Il convient, en conséquence, d’infirmer l’ordonnance déférée.
PAR CES MOTIFS
INFIRMONS l’ordonnance,
STATUANT à nouveau,
ORDONNONS la prolongation du maintien de X se disant X Y , se disant Landry Nansi en zone d’attente de l’aéroport de Roissy Charles de Gaulle pour une durée de huit jours,
ORDONNONS la remise immédiate au procureur général d’une expédition de la présente ordonnance.

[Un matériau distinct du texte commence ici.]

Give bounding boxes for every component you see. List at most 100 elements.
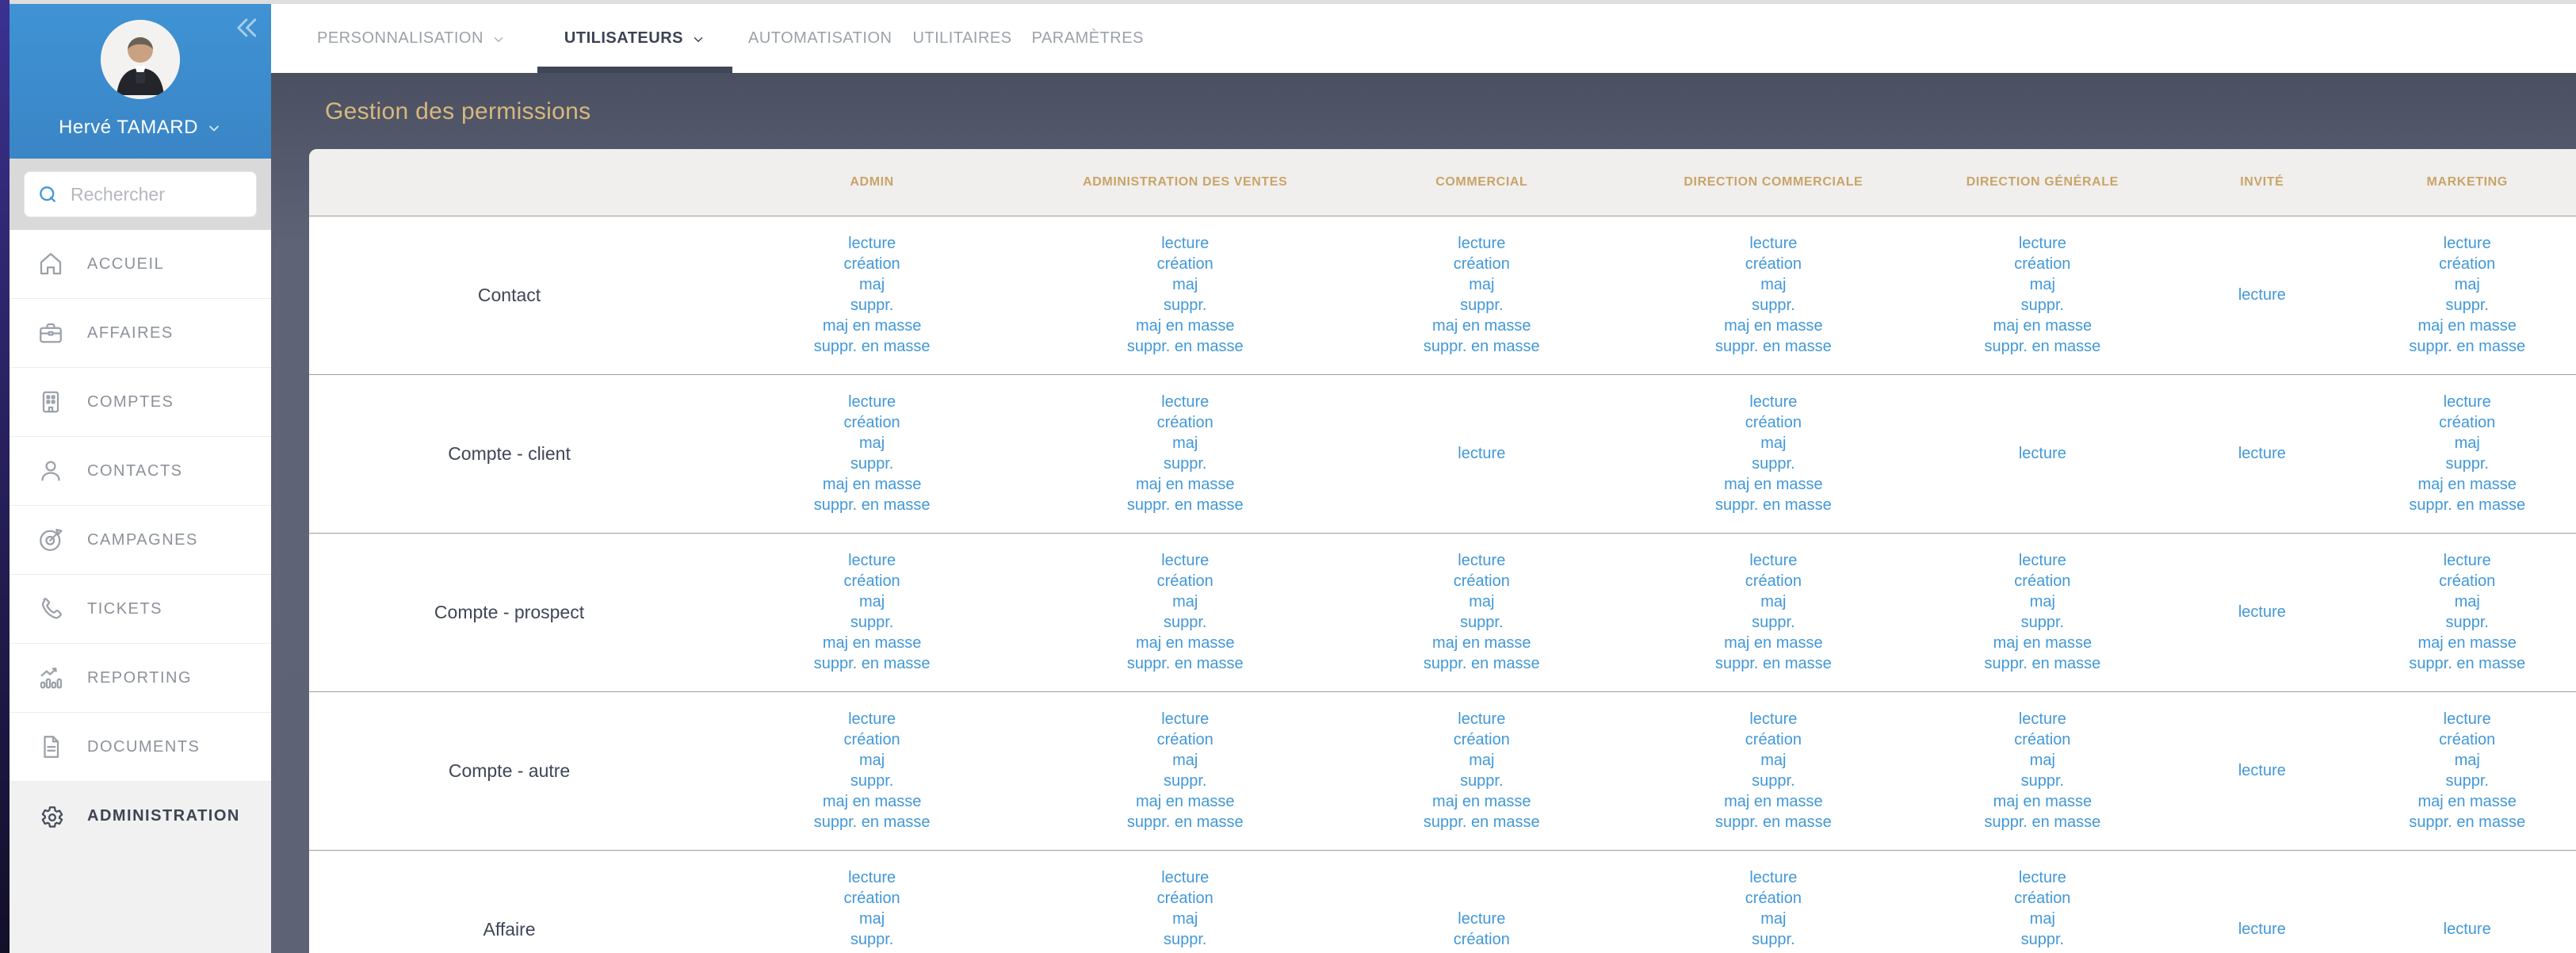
permission-link[interactable]: création	[709, 888, 1034, 909]
permission-link[interactable]: maj en masse	[1034, 316, 1336, 336]
permission-link[interactable]: maj	[709, 591, 1034, 612]
permission-link[interactable]: création	[709, 254, 1034, 274]
permission-link[interactable]: suppr.	[2358, 454, 2576, 474]
permission-link[interactable]: création	[2358, 412, 2576, 433]
permission-link[interactable]: suppr. en masse	[1034, 495, 1336, 515]
permission-link[interactable]: suppr.	[1034, 929, 1336, 950]
permission-link[interactable]: lecture	[1034, 550, 1336, 571]
permission-link[interactable]: maj en masse	[1919, 950, 2165, 953]
permission-link[interactable]: création	[1034, 729, 1336, 750]
permission-link[interactable]: maj en masse	[1034, 474, 1336, 495]
permission-link[interactable]: maj	[1034, 274, 1336, 295]
tab-utilitaires[interactable]: UTILITAIRES	[912, 4, 1011, 73]
permission-link[interactable]: lecture	[1034, 709, 1336, 729]
permission-link[interactable]: maj en masse	[2358, 633, 2576, 653]
permission-link[interactable]: suppr.	[1034, 612, 1336, 633]
permission-link[interactable]: lecture	[2358, 550, 2576, 571]
permission-link[interactable]: suppr. en masse	[2358, 336, 2576, 357]
permission-link[interactable]: lecture	[2165, 602, 2358, 622]
permission-link[interactable]: lecture	[1627, 550, 1919, 571]
permission-link[interactable]: maj en masse	[1336, 791, 1627, 812]
permission-link[interactable]: maj	[1919, 591, 2165, 612]
permission-link[interactable]: suppr. en masse	[1336, 653, 1627, 674]
sidebar-item-comptes[interactable]: COMPTES	[10, 368, 271, 437]
sidebar-item-contacts[interactable]: CONTACTS	[10, 437, 271, 506]
permission-link[interactable]: suppr.	[709, 612, 1034, 633]
permission-link[interactable]: maj	[709, 750, 1034, 771]
permission-link[interactable]: création	[1627, 729, 1919, 750]
permission-link[interactable]: maj en masse	[1627, 633, 1919, 653]
permission-link[interactable]: suppr. en masse	[709, 495, 1034, 515]
permission-link[interactable]: suppr. en masse	[2358, 812, 2576, 832]
permission-link[interactable]: maj en masse	[1336, 633, 1627, 653]
user-menu[interactable]: Hervé TAMARD	[10, 117, 271, 139]
permission-link[interactable]: création	[1034, 412, 1336, 433]
permission-link[interactable]: création	[709, 571, 1034, 591]
permission-link[interactable]: création	[1336, 929, 1627, 950]
collapse-sidebar-icon[interactable]	[230, 12, 262, 44]
permission-link[interactable]: création	[2358, 729, 2576, 750]
permission-link[interactable]: suppr.	[709, 771, 1034, 791]
permission-link[interactable]: suppr.	[2358, 612, 2576, 633]
permission-link[interactable]: création	[1919, 254, 2165, 274]
permission-link[interactable]: maj en masse	[1034, 633, 1336, 653]
permission-link[interactable]: suppr. en masse	[1034, 653, 1336, 674]
sidebar-item-administration[interactable]: ADMINISTRATION	[10, 782, 271, 851]
sidebar-item-tickets[interactable]: TICKETS	[10, 575, 271, 644]
permission-link[interactable]: maj en masse	[709, 633, 1034, 653]
permission-link[interactable]: maj en masse	[1627, 474, 1919, 495]
permission-link[interactable]: lecture	[2165, 285, 2358, 305]
permission-link[interactable]: suppr. en masse	[1919, 812, 2165, 832]
permission-link[interactable]: création	[1627, 412, 1919, 433]
permission-link[interactable]: suppr.	[2358, 295, 2576, 316]
permission-link[interactable]: maj	[1919, 274, 2165, 295]
permission-link[interactable]: maj en masse	[1919, 791, 2165, 812]
permission-link[interactable]: création	[1034, 888, 1336, 909]
permission-link[interactable]: suppr.	[2358, 771, 2576, 791]
permission-link[interactable]: lecture	[1919, 443, 2165, 464]
permission-link[interactable]: maj	[1336, 591, 1627, 612]
permission-link[interactable]: création	[1034, 571, 1336, 591]
permission-link[interactable]: maj en masse	[1627, 950, 1919, 953]
permission-link[interactable]: lecture	[1336, 233, 1627, 254]
tab-automatisation[interactable]: AUTOMATISATION	[748, 4, 892, 73]
permission-link[interactable]: maj	[2358, 591, 2576, 612]
permission-link[interactable]: lecture	[2165, 760, 2358, 781]
permission-link[interactable]: suppr.	[1919, 771, 2165, 791]
permission-link[interactable]: lecture	[1919, 233, 2165, 254]
permission-link[interactable]: maj	[2358, 433, 2576, 454]
permission-link[interactable]: suppr.	[1627, 771, 1919, 791]
permission-link[interactable]: maj en masse	[1627, 316, 1919, 336]
permission-link[interactable]: maj en masse	[1034, 950, 1336, 953]
permission-link[interactable]: création	[1627, 571, 1919, 591]
permission-link[interactable]: suppr. en masse	[1627, 336, 1919, 357]
permission-link[interactable]: suppr.	[1919, 295, 2165, 316]
permission-link[interactable]: suppr. en masse	[1919, 653, 2165, 674]
permission-link[interactable]: suppr. en masse	[1034, 336, 1336, 357]
permission-link[interactable]: lecture	[1627, 392, 1919, 412]
permission-link[interactable]: lecture	[1919, 550, 2165, 571]
permission-link[interactable]: maj	[1034, 750, 1336, 771]
permission-link[interactable]: maj	[1034, 909, 1336, 929]
permission-link[interactable]: suppr. en masse	[709, 336, 1034, 357]
permission-link[interactable]: suppr. en masse	[2358, 653, 2576, 674]
permission-link[interactable]: maj	[1627, 591, 1919, 612]
permission-link[interactable]: maj	[1919, 750, 2165, 771]
permission-link[interactable]: maj en masse	[1919, 316, 2165, 336]
permission-link[interactable]: maj en masse	[709, 474, 1034, 495]
permission-link[interactable]: lecture	[2165, 443, 2358, 464]
permission-link[interactable]: création	[1627, 888, 1919, 909]
permission-link[interactable]: maj	[709, 433, 1034, 454]
permission-link[interactable]: maj	[1627, 909, 1919, 929]
permission-link[interactable]: lecture	[2358, 919, 2576, 940]
permission-link[interactable]: lecture	[2358, 709, 2576, 729]
permission-link[interactable]: création	[1919, 571, 2165, 591]
permission-link[interactable]: suppr. en masse	[1627, 653, 1919, 674]
permission-link[interactable]: lecture	[1627, 867, 1919, 888]
permission-link[interactable]: lecture	[1034, 392, 1336, 412]
permission-link[interactable]: création	[1336, 571, 1627, 591]
permission-link[interactable]: maj en masse	[2358, 474, 2576, 495]
permission-link[interactable]: suppr. en masse	[709, 653, 1034, 674]
permission-link[interactable]: suppr.	[1627, 454, 1919, 474]
permission-link[interactable]: lecture	[2358, 233, 2576, 254]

Fait à Paris, le 17 février 2017 à
LE GREFFIER, LE PRÉSIDENT,
REÇU NOTIFICATION DE L’ORDONNANCE ET DE L’EXERCICE DES VOIES DE RECOURS :
Pour information : L’ordonnance n’est pas susceptible d’opposition.
Le pourvoi en cassation est ouvert à l’étranger, à l’autorité administrative qui a prononcé le maintien en zone d’attente ou la rétention et au ministère public.
Le délai de pourvoi en cassation est de deux mois à compter de la notification.
Le pourvoi est formé par déclaration écrite remise au secrétariat greffe de la Cour de cassation par l’avocat au Conseil d’Etat et à la Cour de cassation constitué par le demandeur.